Turner has started a nonprofit organization to not only bring attention to the problem of bullying but also to work with schools and others to do something about it.
“It’s an epidemic,” she said.
And a mental health problem. Children do not become bullies on their own. Something has gone awry in their lives — homelessness, hunger, being bullied at home.
Kelaia’s Kause (Keeping Accountability Uniting Students & Educating) was founded, Turner said, to ensure no other family goes through what hers has.
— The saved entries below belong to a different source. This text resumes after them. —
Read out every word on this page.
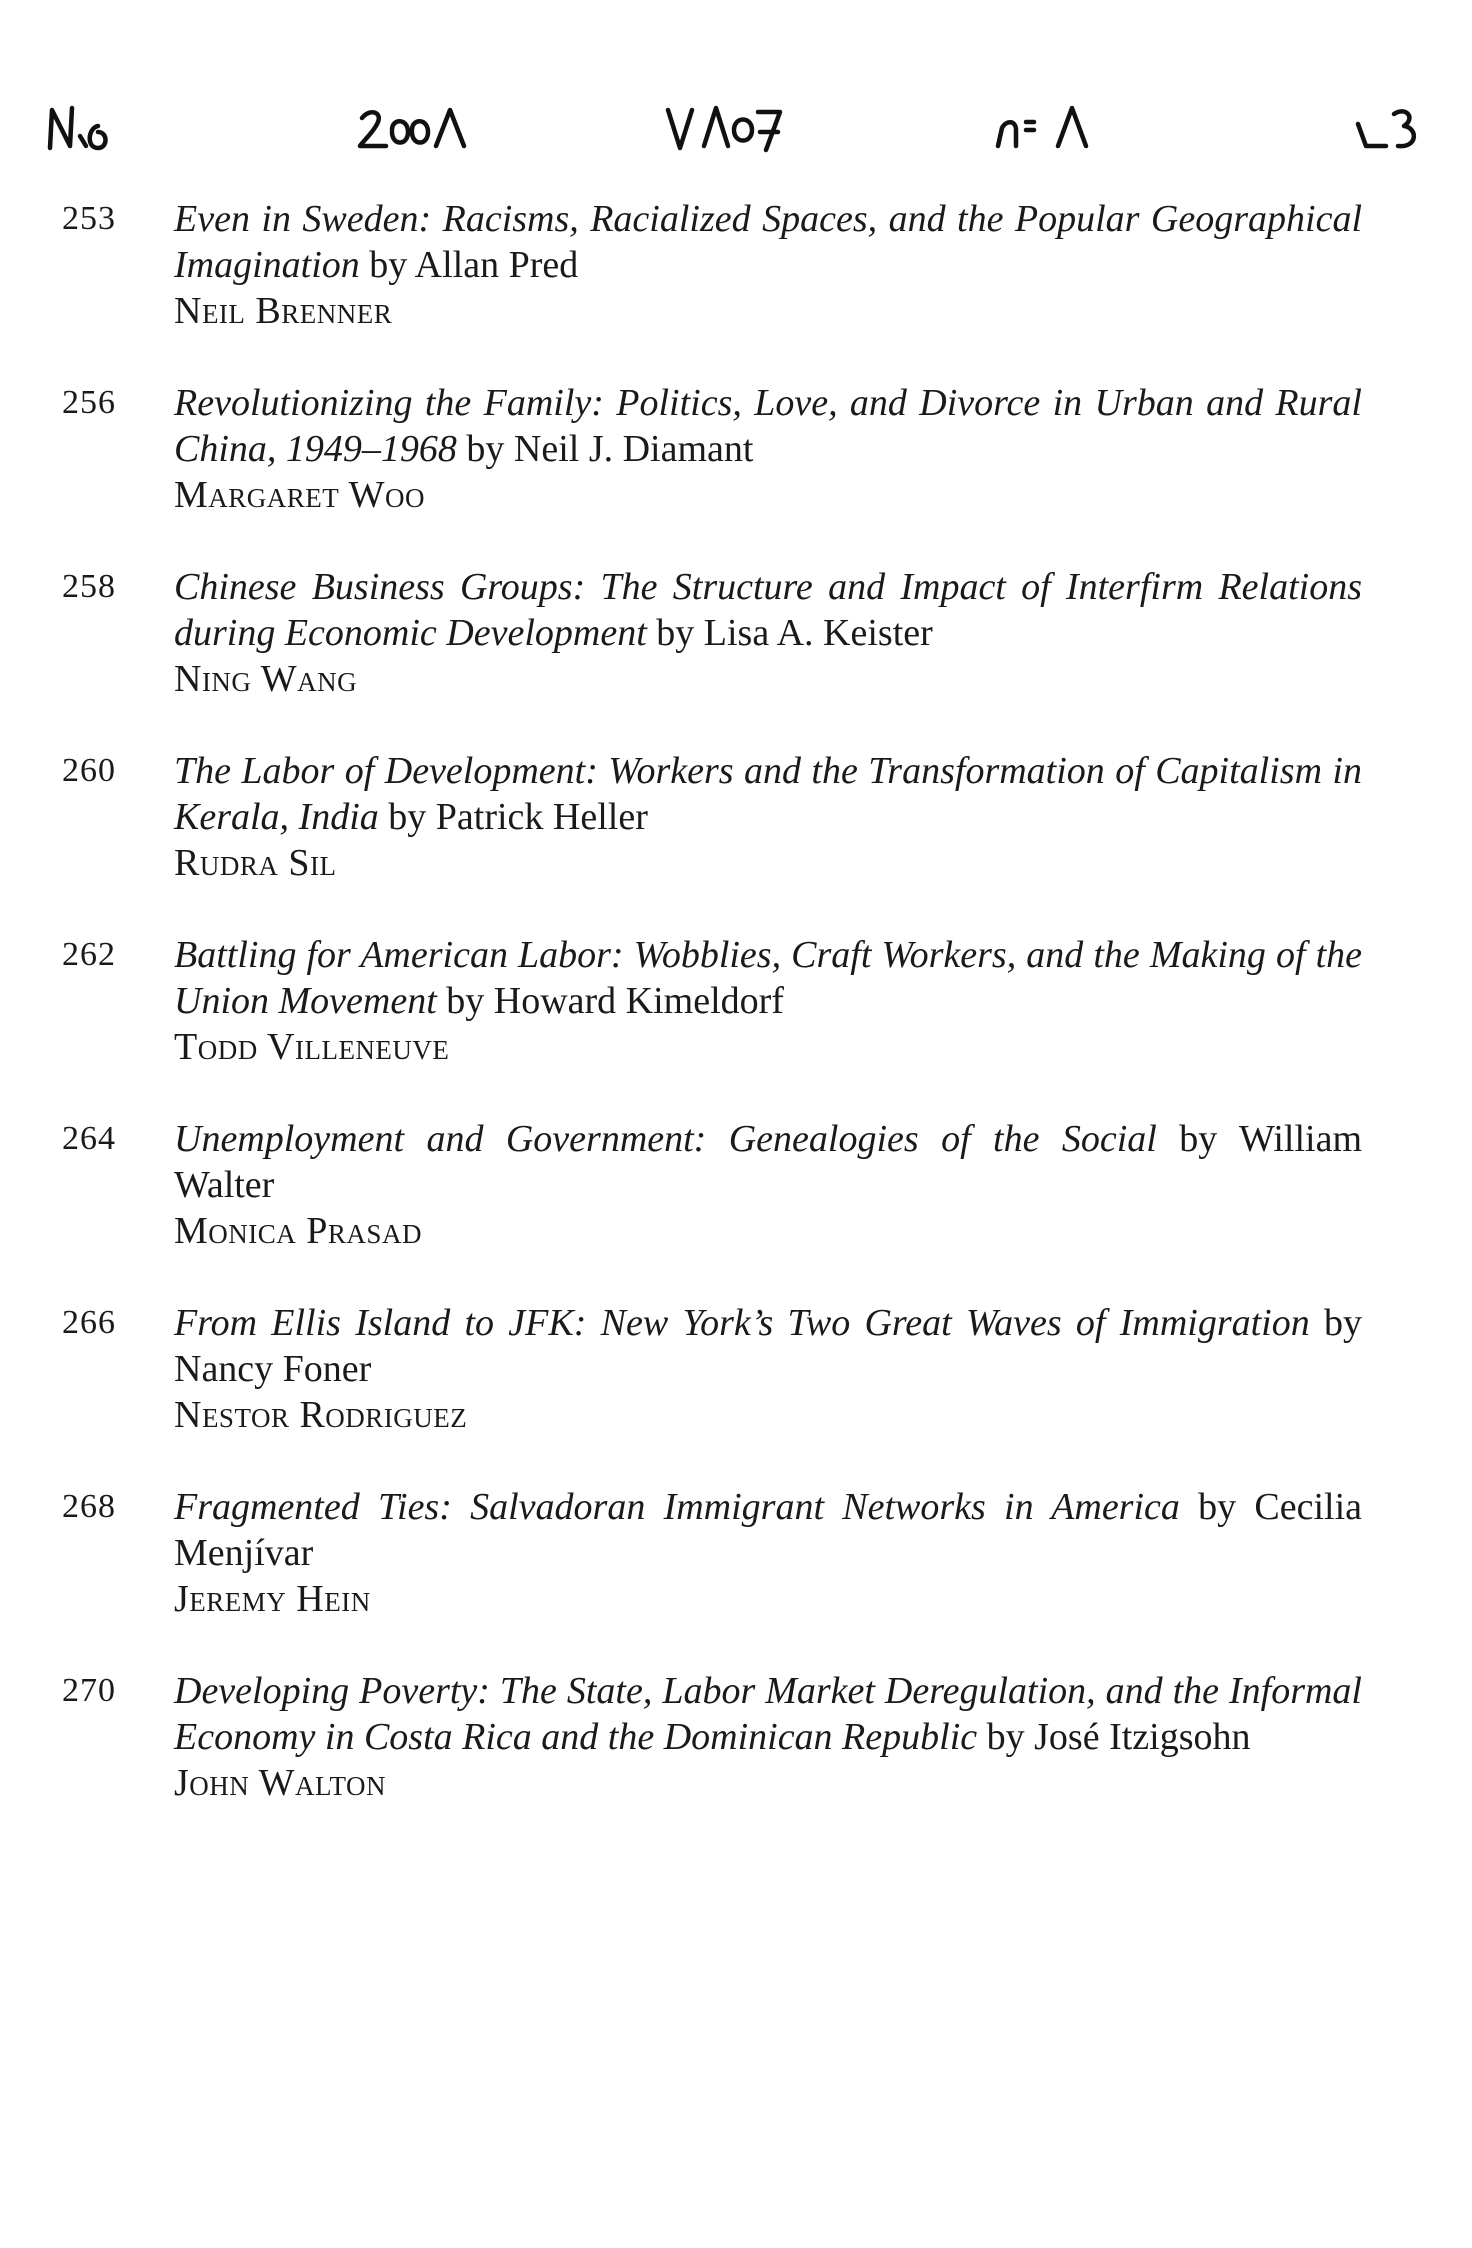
253 Even in Sweden: Racisms, Racialized Spaces, and the Popular Geographical Imagination by Allan Pred
Neil Brenner
256 Revolutionizing the Family: Politics, Love, and Divorce in Urban and Rural China, 1949–1968 by Neil J. Diamant
Margaret Woo
258 Chinese Business Groups: The Structure and Impact of Interfirm Relations during Economic Development by Lisa A. Keister
Ning Wang
260 The Labor of Development: Workers and the Transformation of Capitalism in Kerala, India by Patrick Heller
Rudra Sil
262 Battling for American Labor: Wobblies, Craft Workers, and the Making of the Union Movement by Howard Kimeldorf
Todd Villeneuve
264 Unemployment and Government: Genealogies of the Social by William Walter
Monica Prasad
266 From Ellis Island to JFK: New York’s Two Great Waves of Immigration by Nancy Foner
Nestor Rodriguez
268 Fragmented Ties: Salvadoran Immigrant Networks in America by Cecilia Menjívar
Jeremy Hein
270 Developing Poverty: The State, Labor Market Deregulation, and the Informal Economy in Costa Rica and the Dominican Republic by José Itzigsohn
John Walton
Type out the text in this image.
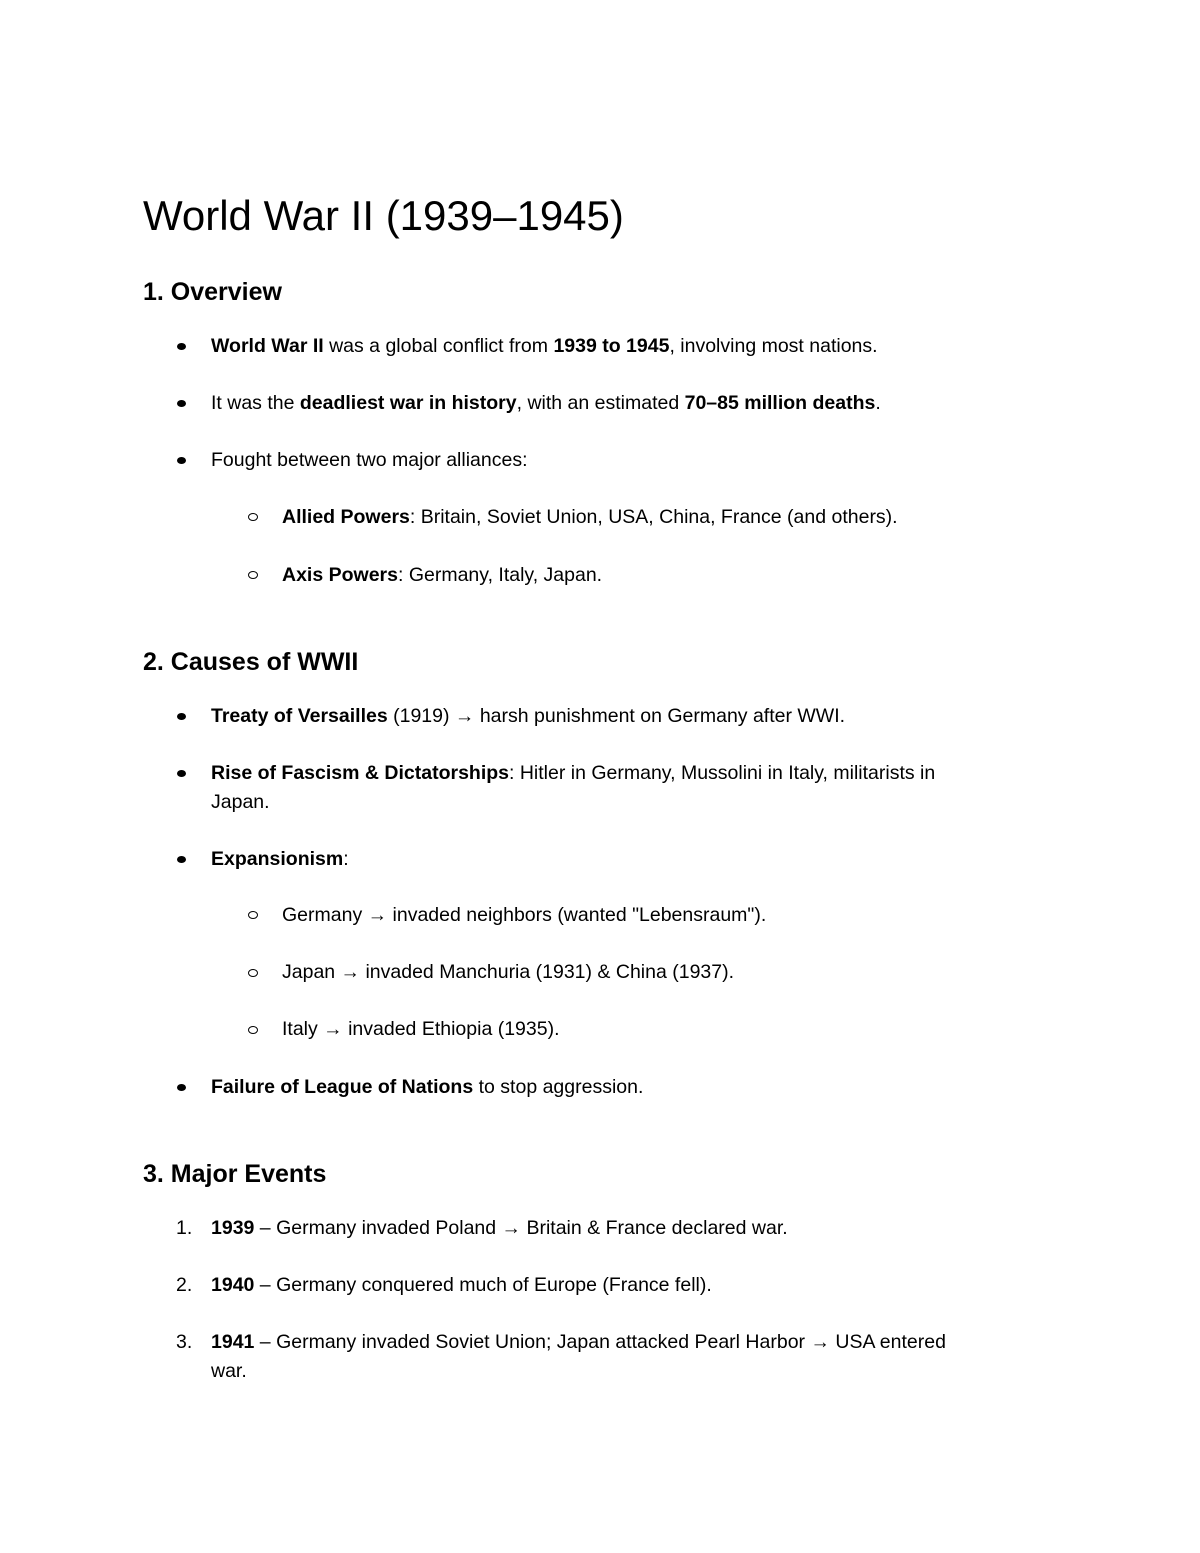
World War II (1939–1945)
1. Overview
World War II was a global conflict from 1939 to 1945, involving most nations.
It was the deadliest war in history, with an estimated 70–85 million deaths.
Fought between two major alliances:
Allied Powers: Britain, Soviet Union, USA, China, France (and others).
Axis Powers: Germany, Italy, Japan.
2. Causes of WWII
Treaty of Versailles (1919) → harsh punishment on Germany after WWI.
Rise of Fascism & Dictatorships: Hitler in Germany, Mussolini in Italy, militarists in
Japan.
Expansionism:
Germany → invaded neighbors (wanted "Lebensraum").
Japan → invaded Manchuria (1931) & China (1937).
Italy → invaded Ethiopia (1935).
Failure of League of Nations to stop aggression.
3. Major Events
1. 1939 – Germany invaded Poland → Britain & France declared war.
2. 1940 – Germany conquered much of Europe (France fell).
3. 1941 – Germany invaded Soviet Union; Japan attacked Pearl Harbor → USA entered
war.
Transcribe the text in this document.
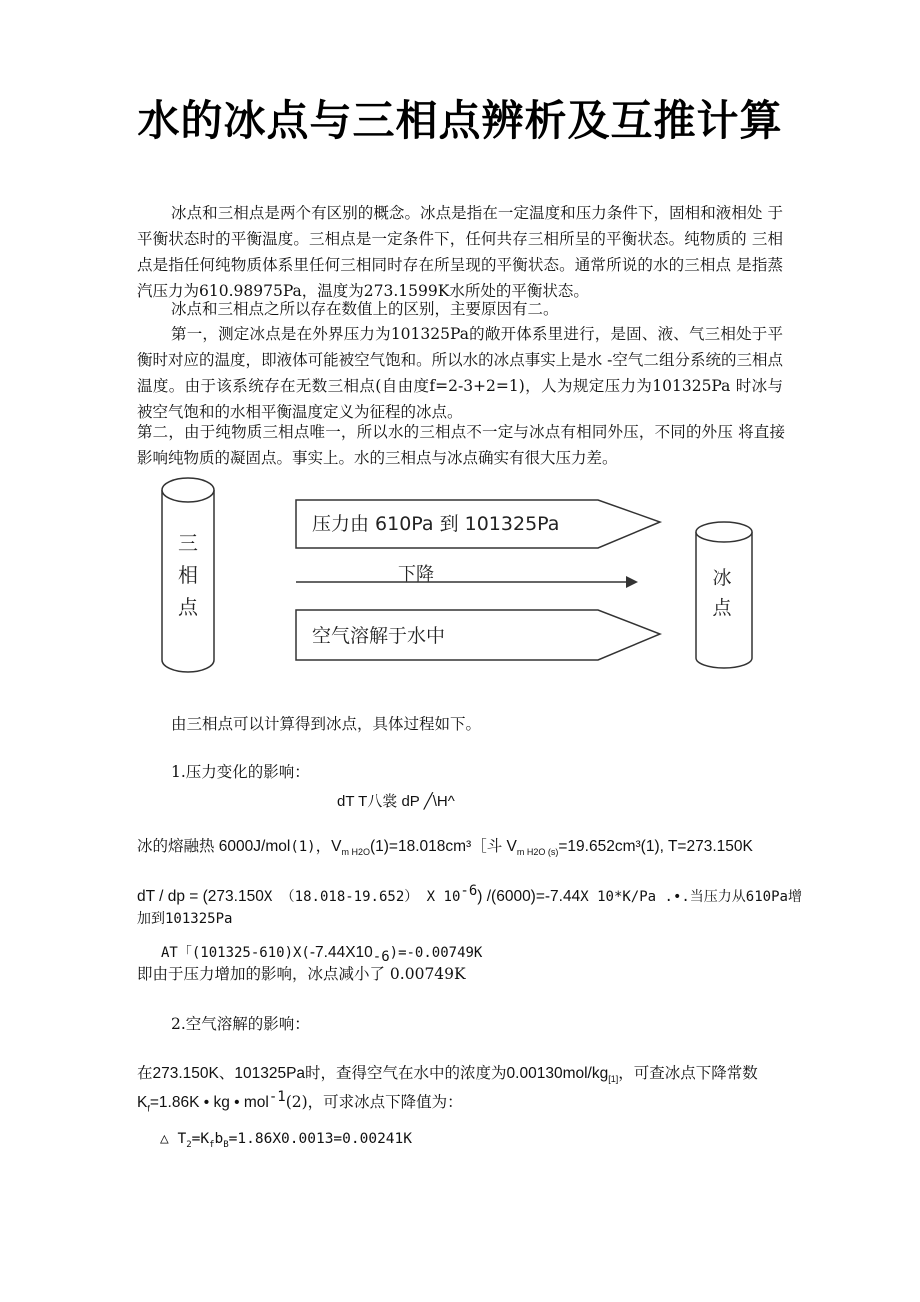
水的冰点与三相点辨析及互推计算
冰点和三相点是两个有区别的概念。冰点是指在一定温度和压力条件下，固相和液相处 于平衡状态时的平衡温度。三相点是一定条件下，任何共存三相所呈的平衡状态。纯物质的 三相点是指任何纯物质体系里任何三相同时存在所呈现的平衡状态。通常所说的水的三相点 是指蒸汽压力为610.98975Pa，温度为273.1599K水所处的平衡状态。
冰点和三相点之所以存在数值上的区别，主要原因有二。
第一，测定冰点是在外界压力为101325Pa的敞开体系里进行，是固、液、气三相处于平衡时对应的温度，即液体可能被空气饱和。所以水的冰点事实上是水 -空气二组分系统的三相点温度。由于该系统存在无数三相点(自由度f=2-3+2=1)，人为规定压力为101325Pa 时冰与被空气饱和的水相平衡温度定义为征程的冰点。
第二，由于纯物质三相点唯一，所以水的三相点不一定与冰点有相同外压，不同的外压 将直接影响纯物质的凝固点。事实上。水的三相点与冰点确实有很大压力差。
三
相
点
压力由 610Pa 到 101325Pa
下降
空气溶解于水中
冰
点
由三相点可以计算得到冰点，具体过程如下。
1.压力变化的影响：
dT T八裳 dP ╱\H^
冰的熔融热 6000J/mol(1)，$V_{m H2O}(1)=18.018cm^3[$斗 $V_{m H2O (s)}=19.652cm^3(1)$, T=273.150K
dT / dp = (273.150X （18.018-19.652） X $10^{-6}$) /(6000)=-7.44X 10*K/Pa .•.当压力从610Pa增
加到101325Pa
AT「$(101325-610)X(-7.44X10_{-6})=-0.00749K$
即由于压力增加的影响，冰点减小了 0.00749K
2.空气溶解的影响：
在273.150K、101325Pa时，查得空气在水中的浓度为$0.00130mol/kg_{[1]}$，可查冰点下降常数
$K_f=1.86K$ • kg • mol$^{-1}$(2)，可求冰点下降值为：
△ $T_2=K_fb_B=1.86X0.0013=0.00241K$
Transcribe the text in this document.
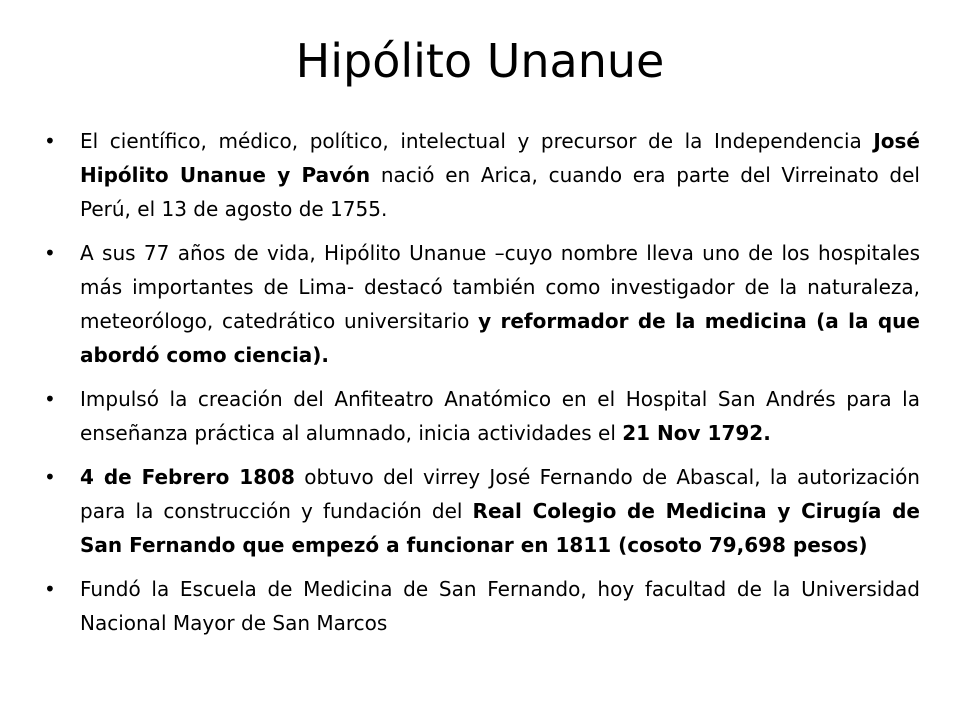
Hipólito Unanue
•	El científico, médico, político, intelectual y precursor de la Independencia José Hipólito Unanue y Pavón nació en Arica, cuando era parte del Virreinato del Perú, el 13 de agosto de 1755.
•	A sus 77 años de vida, Hipólito Unanue –cuyo nombre lleva uno de los hospitales más importantes de Lima- destacó también como investigador de la naturaleza, meteorólogo, catedrático universitario y reformador de la medicina (a la que abordó como ciencia).
•	Impulsó la creación del Anfiteatro Anatómico en el Hospital San Andrés para la enseñanza práctica al alumnado, inicia actividades el 21 Nov 1792.
•	4 de Febrero 1808 obtuvo del virrey José Fernando de Abascal, la autorización para la construcción y fundación del Real Colegio de Medicina y Cirugía de San Fernando que empezó a funcionar en 1811 (cosoto 79,698 pesos)
•	Fundó la Escuela de Medicina de San Fernando, hoy facultad de la Universidad Nacional Mayor de San Marcos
How does an accomplished, seemingly strong young girl end up trying to kill herself? In the week before the suicide attempt, Kelaia told a friend she felt empty inside. The bullying had taken a toll.
She spent 31 days in the ICU, during which she marked her 13th birthday, and 70 more in the hospital.
Turner has quit her manager’s job to care for Kelaia and to nurture her nonprofit. Her husband has returned to truck driving. They have started a gofundme page to raise money for a van to transport Kelaia, which would be life changing.
Turner said despite the doctors’ prognosis that Kelaia could live in a vegetative state for 30 to 40 years, she thinks Kelaia has many more chapters of life to live.
“People need to be aware of the ability to affect other people,” she said. “Kindness is a choice. Happiness is a choice.”